Fluke, one the other hand, gave testimony in one (unofficial) public hearing. This and this alone was enough to warrant the attacks made on her character and (more importantly) a very deliberate misrepresentation of her actual testimony.

Furthermore, Rush Limbaugh did not merely call Fluke a slut, he supported that insult with false claims about her testimony and her actual sex life. His use of the terms “slut” and “prostitute” served not merely to indicate Rush’s contempt for the woman in question, but to promote a calculated misrepresentation of her politics and her behavior.

At the end of the day, Fluke wasn’t attacked for anything she actually said or did, but for a fantasy scenario having little to do with anything she actually said or did.
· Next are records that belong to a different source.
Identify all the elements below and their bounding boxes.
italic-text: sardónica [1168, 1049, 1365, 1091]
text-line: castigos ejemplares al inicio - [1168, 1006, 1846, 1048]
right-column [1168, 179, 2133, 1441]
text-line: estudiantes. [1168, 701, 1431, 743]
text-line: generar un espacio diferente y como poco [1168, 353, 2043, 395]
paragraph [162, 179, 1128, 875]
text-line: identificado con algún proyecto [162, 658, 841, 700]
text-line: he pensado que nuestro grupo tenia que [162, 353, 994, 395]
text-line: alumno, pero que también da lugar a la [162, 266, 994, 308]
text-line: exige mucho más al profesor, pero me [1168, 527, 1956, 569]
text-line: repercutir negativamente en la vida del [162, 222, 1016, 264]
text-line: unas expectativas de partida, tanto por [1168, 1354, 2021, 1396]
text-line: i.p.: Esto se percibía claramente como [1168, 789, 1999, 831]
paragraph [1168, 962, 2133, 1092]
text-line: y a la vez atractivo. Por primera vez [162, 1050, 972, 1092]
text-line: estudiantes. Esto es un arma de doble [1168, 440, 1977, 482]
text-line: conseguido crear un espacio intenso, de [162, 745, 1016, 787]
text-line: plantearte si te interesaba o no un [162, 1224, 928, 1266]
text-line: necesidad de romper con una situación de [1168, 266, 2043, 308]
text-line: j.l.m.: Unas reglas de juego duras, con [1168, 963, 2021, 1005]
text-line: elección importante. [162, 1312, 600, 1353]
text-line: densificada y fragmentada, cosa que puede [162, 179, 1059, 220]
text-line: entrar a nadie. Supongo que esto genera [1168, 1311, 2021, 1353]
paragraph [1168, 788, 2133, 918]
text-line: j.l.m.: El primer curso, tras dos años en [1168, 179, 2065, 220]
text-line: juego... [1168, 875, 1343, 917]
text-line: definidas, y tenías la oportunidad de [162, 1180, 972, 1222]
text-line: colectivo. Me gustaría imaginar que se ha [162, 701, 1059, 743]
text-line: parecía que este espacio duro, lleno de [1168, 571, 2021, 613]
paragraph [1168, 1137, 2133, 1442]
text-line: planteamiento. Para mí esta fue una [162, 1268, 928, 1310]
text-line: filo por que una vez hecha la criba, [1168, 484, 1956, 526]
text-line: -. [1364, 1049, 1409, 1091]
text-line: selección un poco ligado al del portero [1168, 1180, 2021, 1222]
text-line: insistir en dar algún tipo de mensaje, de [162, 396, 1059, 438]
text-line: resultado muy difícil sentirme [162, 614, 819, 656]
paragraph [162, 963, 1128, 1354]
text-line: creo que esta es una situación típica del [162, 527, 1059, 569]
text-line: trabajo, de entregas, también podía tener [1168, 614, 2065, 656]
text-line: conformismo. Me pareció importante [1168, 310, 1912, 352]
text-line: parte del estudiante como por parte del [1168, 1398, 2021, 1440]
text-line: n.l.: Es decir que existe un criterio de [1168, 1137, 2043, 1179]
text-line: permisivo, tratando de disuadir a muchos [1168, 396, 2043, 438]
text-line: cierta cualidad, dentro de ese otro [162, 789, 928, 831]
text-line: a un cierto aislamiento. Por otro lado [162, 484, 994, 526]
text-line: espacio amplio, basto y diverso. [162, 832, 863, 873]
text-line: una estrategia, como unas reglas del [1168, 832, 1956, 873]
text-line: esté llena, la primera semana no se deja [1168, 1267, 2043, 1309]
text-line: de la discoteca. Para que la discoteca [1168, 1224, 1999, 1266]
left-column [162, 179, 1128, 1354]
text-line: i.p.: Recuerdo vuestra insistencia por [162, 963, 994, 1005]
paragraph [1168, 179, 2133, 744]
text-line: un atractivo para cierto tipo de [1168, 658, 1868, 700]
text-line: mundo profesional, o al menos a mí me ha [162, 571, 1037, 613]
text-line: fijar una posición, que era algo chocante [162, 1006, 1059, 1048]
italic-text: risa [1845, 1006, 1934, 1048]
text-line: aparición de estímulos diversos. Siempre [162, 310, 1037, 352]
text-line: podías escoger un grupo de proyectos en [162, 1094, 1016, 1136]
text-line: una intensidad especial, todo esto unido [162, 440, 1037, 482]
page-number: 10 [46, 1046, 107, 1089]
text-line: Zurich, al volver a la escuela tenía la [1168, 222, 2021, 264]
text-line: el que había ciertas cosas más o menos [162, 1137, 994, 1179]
In short, Palin has become an object of ridicule, not because she is conservative (she isn’t), but because she has proven herself to be incompetent and shameless. Fluke became an object of ridicule for no reason other than that she was on the other side of this issue long enough to get public attention.

If neither attack is acceptable, each plays a very different role in the current discourse. Take away the insults to Palin and we still need a means of characterizing the public behavior of a person who has proven herself to be utterly irresponsible. Take away the insults to Fluke and we may just begin to evaluate her actual testimony.

That is one very considerable difference.